Antigen-specific atBCs arise during the primary response to the PfSPZ vaccine and can be effectively recalled 15 individuals were vaccinated with 3 doses of 9 × 10⁵ PfSPZ at 8-week intervals, with blood drawn at the indicated time points. (A) Panel shows representative flow cytometry plots from a single individual of the gating of CSP-specific IgD⁻ B cells and the CD11c, CXCR3, and CD71 expression found in these cells over time.

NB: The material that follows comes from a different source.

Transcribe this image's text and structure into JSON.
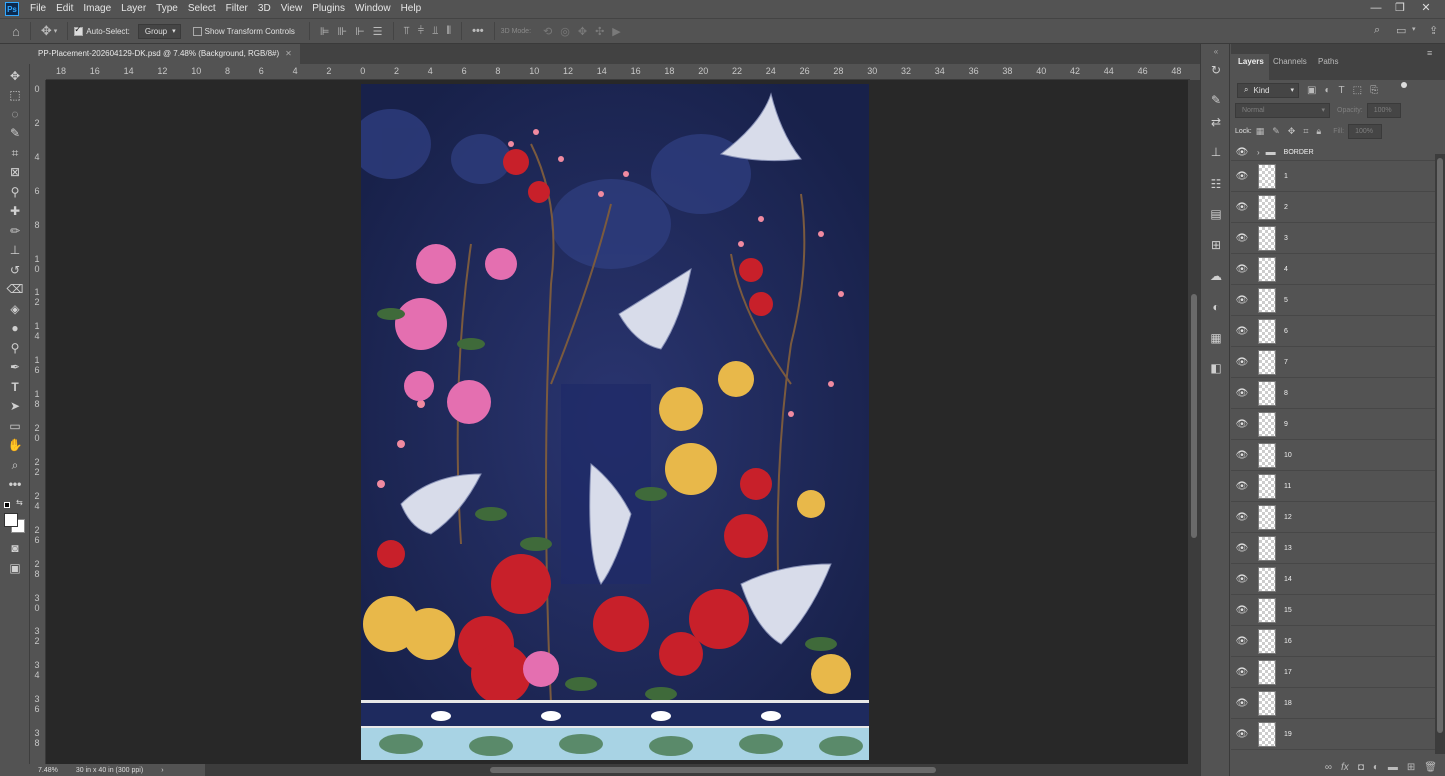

Red “V”s indicate time points where booster immunizations were given. (B) Kinetics of the CSP-specific B cell response quantified by the number of cells of each population per million lymphocytes; mean ± SD shown. (C) The percentage of CSP-specific memory cells divided by CD11c, CXCR3, and CD71 expression over time; mean ± SD shown. (D) Proportion of CD21⁻ CD27⁻ cells per cell population over time; mean ± SD shown.